My own software, rawproc, is really inspired by the command-chaining of G’MIC; a GUI version of command-chaining, albeit far-less capable.
Reading these encouragements is heartwarming, thanks to everyone.
So happy to have the G’MIC discussion forum hosted on Pixls.us among you, wonderful people
No doubt it has greatly helped improving the software, with all the ideas shared here, suggestions, bug reports…
I love you
(part. @patdavid, thanks for the idea of pixls.us, it is such a great thing for us, small open-source projects).
Happy 10 year anniversary with your fantastic plugin! Although I’m relatively new to Gimp and G’mic, I’ve at least tested all 502 filters and am very impressed with G’mic.
Then I was very concerned with making gimp plug-ins easily available to Windows users with little knowledge of computers.

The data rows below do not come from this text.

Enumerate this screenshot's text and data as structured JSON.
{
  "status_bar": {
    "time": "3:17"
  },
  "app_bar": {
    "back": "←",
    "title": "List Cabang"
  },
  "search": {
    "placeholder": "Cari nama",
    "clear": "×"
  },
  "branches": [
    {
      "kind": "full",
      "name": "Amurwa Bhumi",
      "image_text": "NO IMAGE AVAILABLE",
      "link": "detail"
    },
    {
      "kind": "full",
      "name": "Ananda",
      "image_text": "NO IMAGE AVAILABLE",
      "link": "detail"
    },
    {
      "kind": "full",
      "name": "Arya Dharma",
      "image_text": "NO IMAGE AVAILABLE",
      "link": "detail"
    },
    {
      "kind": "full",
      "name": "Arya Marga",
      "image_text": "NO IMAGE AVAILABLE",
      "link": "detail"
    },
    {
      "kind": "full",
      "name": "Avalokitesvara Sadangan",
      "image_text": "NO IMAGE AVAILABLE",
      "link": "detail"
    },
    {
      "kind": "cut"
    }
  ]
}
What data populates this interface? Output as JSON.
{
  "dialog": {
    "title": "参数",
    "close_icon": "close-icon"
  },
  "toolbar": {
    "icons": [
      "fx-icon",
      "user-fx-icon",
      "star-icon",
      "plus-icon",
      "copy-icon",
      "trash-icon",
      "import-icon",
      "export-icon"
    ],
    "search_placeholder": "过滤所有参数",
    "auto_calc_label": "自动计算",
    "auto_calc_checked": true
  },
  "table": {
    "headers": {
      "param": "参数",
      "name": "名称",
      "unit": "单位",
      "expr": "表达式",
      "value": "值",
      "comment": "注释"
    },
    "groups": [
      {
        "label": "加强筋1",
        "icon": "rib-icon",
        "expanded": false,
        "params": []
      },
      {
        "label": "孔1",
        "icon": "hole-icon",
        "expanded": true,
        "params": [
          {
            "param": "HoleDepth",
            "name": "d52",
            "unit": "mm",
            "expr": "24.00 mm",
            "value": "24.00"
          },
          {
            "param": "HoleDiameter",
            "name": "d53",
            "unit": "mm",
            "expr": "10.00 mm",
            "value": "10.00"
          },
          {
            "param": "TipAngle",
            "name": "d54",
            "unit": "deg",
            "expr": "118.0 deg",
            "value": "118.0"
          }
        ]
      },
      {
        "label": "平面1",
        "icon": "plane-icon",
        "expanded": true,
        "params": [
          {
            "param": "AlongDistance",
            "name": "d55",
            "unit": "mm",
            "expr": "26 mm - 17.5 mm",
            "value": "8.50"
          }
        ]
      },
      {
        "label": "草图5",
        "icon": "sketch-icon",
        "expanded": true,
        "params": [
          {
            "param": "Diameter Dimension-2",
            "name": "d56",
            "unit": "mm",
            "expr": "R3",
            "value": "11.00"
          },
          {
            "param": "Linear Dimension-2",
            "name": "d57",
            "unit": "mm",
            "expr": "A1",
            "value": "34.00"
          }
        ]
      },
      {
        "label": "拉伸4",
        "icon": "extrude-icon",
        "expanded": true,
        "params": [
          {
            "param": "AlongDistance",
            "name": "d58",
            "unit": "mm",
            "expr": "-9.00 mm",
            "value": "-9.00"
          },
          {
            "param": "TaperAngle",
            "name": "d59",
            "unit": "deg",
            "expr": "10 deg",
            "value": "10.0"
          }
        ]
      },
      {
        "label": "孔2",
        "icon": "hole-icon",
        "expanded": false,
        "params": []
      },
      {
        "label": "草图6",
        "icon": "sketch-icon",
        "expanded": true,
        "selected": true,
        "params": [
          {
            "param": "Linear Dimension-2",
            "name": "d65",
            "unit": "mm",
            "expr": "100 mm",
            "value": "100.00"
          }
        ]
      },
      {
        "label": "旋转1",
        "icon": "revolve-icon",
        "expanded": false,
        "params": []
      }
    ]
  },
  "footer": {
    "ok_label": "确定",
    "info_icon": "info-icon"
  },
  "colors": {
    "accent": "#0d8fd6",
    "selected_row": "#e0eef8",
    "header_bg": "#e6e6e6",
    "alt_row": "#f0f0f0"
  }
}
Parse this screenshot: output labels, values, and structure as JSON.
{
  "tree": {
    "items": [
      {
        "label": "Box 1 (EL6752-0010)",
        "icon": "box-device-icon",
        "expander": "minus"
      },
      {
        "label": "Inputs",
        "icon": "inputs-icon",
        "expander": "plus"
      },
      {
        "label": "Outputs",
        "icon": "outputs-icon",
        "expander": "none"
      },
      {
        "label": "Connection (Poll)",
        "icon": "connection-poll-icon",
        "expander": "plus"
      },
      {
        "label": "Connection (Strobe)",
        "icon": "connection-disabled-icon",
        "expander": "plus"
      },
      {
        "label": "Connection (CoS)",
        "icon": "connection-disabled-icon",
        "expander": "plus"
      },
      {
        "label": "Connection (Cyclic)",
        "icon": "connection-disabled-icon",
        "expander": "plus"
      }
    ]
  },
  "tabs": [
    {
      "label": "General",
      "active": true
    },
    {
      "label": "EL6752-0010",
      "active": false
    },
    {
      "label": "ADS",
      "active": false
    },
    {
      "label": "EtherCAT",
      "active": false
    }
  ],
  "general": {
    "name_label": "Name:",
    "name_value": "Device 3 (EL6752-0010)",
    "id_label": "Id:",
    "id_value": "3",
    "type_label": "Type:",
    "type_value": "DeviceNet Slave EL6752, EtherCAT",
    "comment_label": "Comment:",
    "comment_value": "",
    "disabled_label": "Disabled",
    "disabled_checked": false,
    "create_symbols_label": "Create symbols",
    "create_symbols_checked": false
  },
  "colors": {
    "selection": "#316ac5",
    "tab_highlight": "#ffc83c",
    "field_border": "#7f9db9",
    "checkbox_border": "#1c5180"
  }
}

I kept repeating that someone should write a Windows installer for G’mic. But nobody would write one. One morning, in 2010, I downloaded Inno Setup, and I began to write my first Windows installer. I don’t know whether Gmic still uses the same code, but the “FREE SOFTWARE LICENSING AGREEMENT CeCILL” with blue titles is still the one I edited.
I also remember that I didn’t like the version of curl.exe G’mic used, because it opened an ugly black window. I compiled a cleaner one, but then, I had to learn how to build a static executable with msys/MinGW on Windows, because David did not want to install separate dlls that could conflict with the existing ones.